10-year Treasury yield holds steady at 2.75% as investors assess GDP data and jobless claims


Treasury yields changed on Thursday morning after revised data showed that the US economy contracted at an annual rate 1.5% deeper than expected in the first quarter, all and that weekly unemployment claims reflect a labor market that is still strong.

What are the yields doing
  • The performance of the 10-year Treasury note TMUBMUSD 10Y,
    2.744%
    it was up 2.751% from 2.746% at 3pm on Wednesday.

  • The performance of the 2-year Treasury note TMUBMUSD02Y,
    2,444%
    was up 2.436% from 2.50% Wednesday afternoon.

  • The yield on 30-year Treasury bonds TMUBMUSD 30Y,
    2.980%
    it was 2.991% compared to 2.965% on Wednesday afternoon.

What is driving the market

Revised data released on Thursday show that the US economy contracted at an annual rate 1.5% deeper than expected during the first quarter, largely due to a record trade deficit . This compares to a previously estimated drop of 1.4%. Business profits fell for the first time in five quarters.

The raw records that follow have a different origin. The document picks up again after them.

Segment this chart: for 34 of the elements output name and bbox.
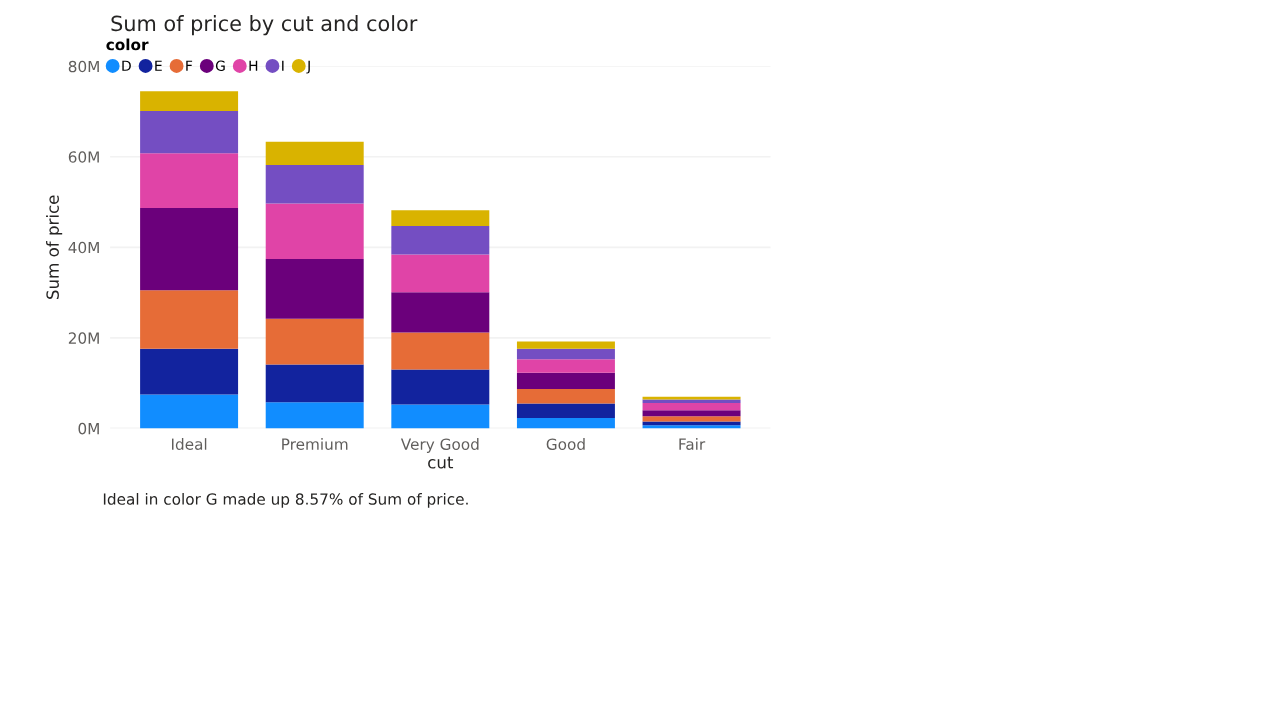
- bar: [265, 203, 364, 260]
- bar: [140, 91, 239, 112]
- bar: [516, 372, 615, 390]
- bar: [140, 111, 239, 154]
- bar: [391, 369, 490, 405]
- bar: [140, 290, 239, 349]
- x-axis-title: cut: [428, 456, 454, 469]
- bar: [391, 292, 490, 333]
- bar: [516, 389, 615, 404]
- bar: [140, 348, 239, 395]
- bar: [642, 410, 741, 417]
- bar: [265, 364, 364, 403]
- bar: [642, 403, 741, 411]
- bar: [516, 417, 615, 429]
- bar: [391, 254, 490, 293]
- y-axis-title: Sum of price: [46, 195, 63, 299]
- bar: [265, 259, 364, 319]
- bar: [140, 394, 239, 429]
- bar: [140, 153, 239, 208]
- bar: [642, 416, 741, 422]
- bar: [391, 210, 490, 227]
- bar: [265, 318, 364, 365]
- bar: [265, 402, 364, 429]
- chart-title: Sum of price by cut and color: [111, 15, 418, 36]
- bar: [516, 403, 615, 418]
- bar: [265, 141, 364, 165]
- bar: [265, 164, 364, 204]
- bar: [391, 226, 490, 255]
- bar: [391, 404, 490, 429]
- bar: [140, 207, 239, 291]
- bar: [391, 332, 490, 370]
- bar: [516, 348, 615, 360]
- bar: [516, 359, 615, 373]
- bar: [516, 341, 615, 349]
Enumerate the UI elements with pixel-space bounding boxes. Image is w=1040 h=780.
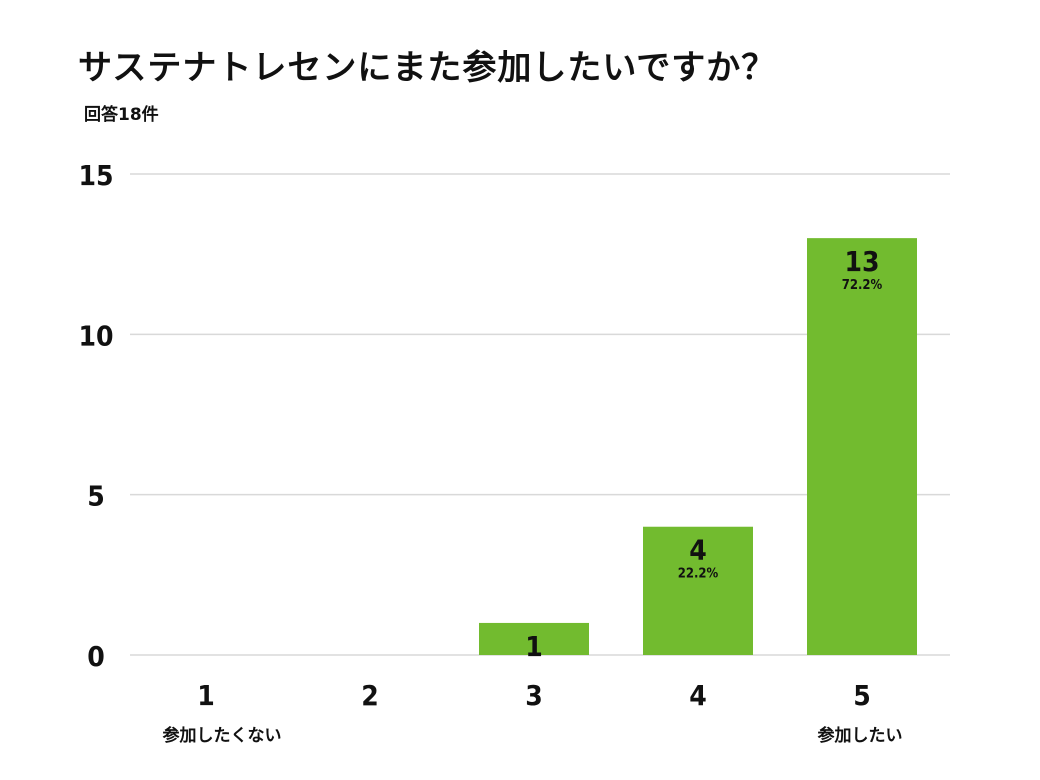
x-tick-label: 5 xyxy=(853,679,871,712)
bar-value-label: 13 xyxy=(844,245,879,278)
bar xyxy=(807,238,917,655)
x-tick-label: 3 xyxy=(525,679,543,712)
bar-percent-label: 22.2% xyxy=(678,567,719,582)
y-tick-label: 0 xyxy=(87,640,105,673)
bar-value-label: 4 xyxy=(689,534,707,567)
category-annotation-low: 参加したくない xyxy=(162,726,282,746)
bar xyxy=(479,622,589,655)
x-tick-label: 1 xyxy=(197,679,215,712)
y-tick-label: 10 xyxy=(78,319,113,352)
bar-percent-label: 72.2% xyxy=(842,278,883,293)
y-tick-label: 15 xyxy=(78,159,113,192)
category-annotation-high: 参加したい xyxy=(817,726,903,746)
x-tick-label: 2 xyxy=(361,679,379,712)
bar xyxy=(643,526,753,655)
chart-title: サステナトレセンにまた参加したいですか？ xyxy=(78,48,777,88)
chart-subtitle: 回答18件 xyxy=(84,105,159,125)
x-tick-label: 4 xyxy=(689,679,707,712)
y-tick-label: 5 xyxy=(87,480,105,513)
bar-value-label: 1 xyxy=(525,630,543,663)
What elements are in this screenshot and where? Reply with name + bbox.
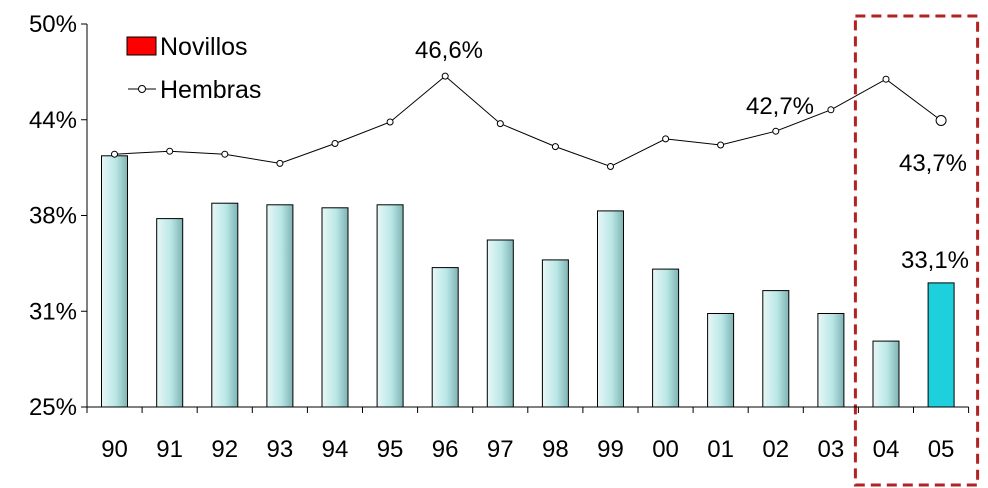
y-tick-label-0: 25% [29,394,77,421]
highlight-box [853,14,980,487]
x-tick-label-96: 96 [432,436,459,463]
bar-novillos-98 [541,259,569,408]
point-hembras-00 [662,135,670,143]
bar-novillos-00 [652,268,680,408]
highlight-layer [853,14,980,487]
y-tick-label-3: 44% [29,107,77,134]
line-layer [111,72,947,170]
point-hembras-92 [221,150,229,158]
x-tick-label-92: 92 [211,436,238,463]
x-tick-label-03: 03 [817,436,844,463]
point-hembras-91 [166,147,174,155]
point-hembras-97 [496,120,504,128]
x-tick-label-00: 00 [652,436,679,463]
bar-novillos-94 [321,207,349,408]
point-hembras-95 [386,118,394,126]
bar-novillos-96 [431,267,459,408]
point-hembras-99 [607,163,614,170]
annotation-hembras-96: 46,6% [415,37,483,64]
bar-novillos-99 [597,210,624,408]
bar-novillos-93 [266,204,294,408]
bar-novillos-01 [707,313,735,408]
point-hembras-03 [827,106,835,114]
x-tick-label-04: 04 [873,436,900,463]
bar-novillos-03 [817,313,845,408]
axes-layer: 25% 31% 38% 44% 50% 90 91 92 93 94 95 96 97 98 99 00 01 0… [29,11,970,463]
y-tick-label-2: 38% [29,203,77,230]
point-hembras-96 [441,72,449,80]
bar-novillos-02 [762,290,790,408]
point-hembras-94 [331,140,339,147]
point-hembras-90 [111,150,118,158]
annotation-novillos-05: 33,1% [901,247,969,274]
bars-layer [101,155,955,408]
point-hembras-05 [935,115,947,126]
x-tick-label-97: 97 [487,436,514,463]
point-hembras-04 [882,75,890,83]
point-hembras-98 [551,143,559,151]
legend-swatch-hembras-marker [138,85,146,93]
bar-novillos-05 [927,282,955,408]
annotation-hembras-02: 42,7% [746,93,814,120]
annotation-hembras-05: 43,7% [899,150,967,177]
line-hembras [114,75,942,168]
x-tick-label-90: 90 [101,436,128,463]
legend-label-novillos: Novillos [160,33,248,61]
point-hembras-02 [772,127,780,135]
point-hembras-93 [276,159,284,167]
y-tick-label-1: 31% [29,298,77,325]
x-tick-label-05: 05 [928,436,955,463]
bar-novillos-91 [156,218,184,408]
bar-novillos-90 [101,155,128,408]
labels-layer: 46,6% 42,7% 43,7% 33,1% [415,37,969,274]
bar-novillos-92 [211,202,239,408]
x-tick-label-02: 02 [762,436,789,463]
x-tick-label-98: 98 [542,436,569,463]
x-tick-label-01: 01 [707,436,734,463]
legend: Novillos Hembras [126,33,261,104]
x-tick-label-99: 99 [597,436,624,463]
bar-novillos-04 [872,340,900,408]
x-tick-label-93: 93 [266,436,293,463]
legend-label-hembras: Hembras [160,76,261,104]
x-tick-label-94: 94 [322,436,349,463]
bar-novillos-97 [486,239,514,408]
legend-swatch-novillos [126,36,157,56]
x-tick-label-95: 95 [377,436,404,463]
x-tick-label-91: 91 [156,436,183,463]
bar-novillos-95 [376,204,404,408]
point-hembras-01 [717,141,725,149]
y-tick-label-4: 50% [29,11,77,38]
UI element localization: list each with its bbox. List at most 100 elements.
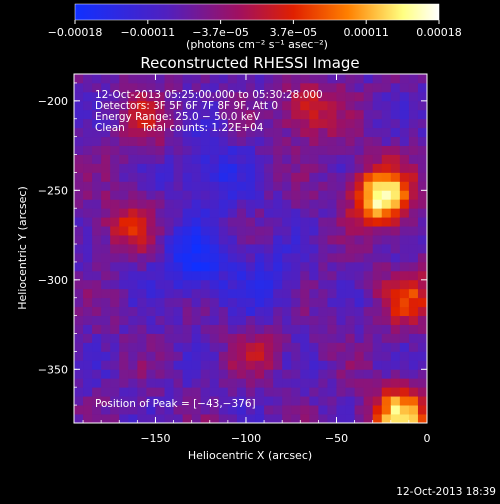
heatmap-cell: [137, 181, 147, 191]
heatmap-cell: [128, 369, 138, 379]
heatmap-cell: [227, 288, 238, 299]
heatmap-cell: [182, 414, 193, 423]
heatmap-cell: [381, 360, 392, 370]
heatmap-cell: [209, 181, 220, 191]
heatmap-cell: [417, 226, 427, 236]
heatmap-cell: [146, 172, 156, 182]
heatmap-cell: [119, 145, 129, 155]
heatmap-cell: [318, 324, 328, 334]
heatmap-cell: [92, 181, 102, 191]
heatmap-cell: [273, 208, 283, 218]
heatmap-cell: [309, 127, 319, 138]
heatmap-cell: [182, 270, 193, 281]
heatmap-cell: [191, 172, 202, 182]
heatmap-cell: [164, 270, 174, 281]
heatmap-cell: [218, 288, 229, 299]
heatmap-cell: [264, 91, 274, 102]
heatmap-cell: [245, 414, 256, 423]
heatmap-cell: [83, 279, 93, 290]
heatmap-cell: [110, 127, 120, 138]
heatmap-cell: [155, 405, 165, 415]
heatmap-cell: [381, 396, 392, 406]
heatmap-cell: [110, 351, 120, 361]
heatmap-cell: [282, 324, 292, 334]
heatmap-cell: [155, 217, 165, 227]
heatmap-cell: [390, 387, 401, 397]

Meanwhile, U.S. jobless claims fell by 8,000 last week to 210,000, indicating that layoffs remain extremely low. Economists polled by The Wall Street Journal expected claims totaling 215,000 in the seven days ending May 21.

Concerns about U.S. growth have caused Treasury yields to fall short of the highs set earlier this month, when the 10-year rate briefly exceeded 3.2% to trade at an intraday high of about 3 1/2 year. Yields had risen sharply for much of this year, as investors focused on inflation and the Federal Reserve’s ability to control price pressures without plunging the economy into recession.

The Fed, which will begin rolling out its balance sheet on June 1, offered a half-percentage point increase on May 4 after a more traditional quarter-point rise, or 25 basis points. earlier this year. Fed officials had previously indicated that there were at least two more half-point increases.

Treasury to auction $ 42 billion in 7-year banknotes TMUBMUSD07Y,
2,741%.

Friday will take a look at the Fed’s preferred inflation indicator, the reading of core inflation in personal consumption spending.

What analysts say

“The fall in profits is a reminder that while most economists, including Fed staff and FOMC participants, rejected the contraction of the economy as abnormal or caused by often volatile or unimportant factors, no however it was real, “said Chris Low, chief. economist at FHN Financial. “The fall in corporate profits underscores the reality of falling production. It reflected a slowdown in investment in inventories and a weakness abroad, but it was still real enough to undermine profitability.”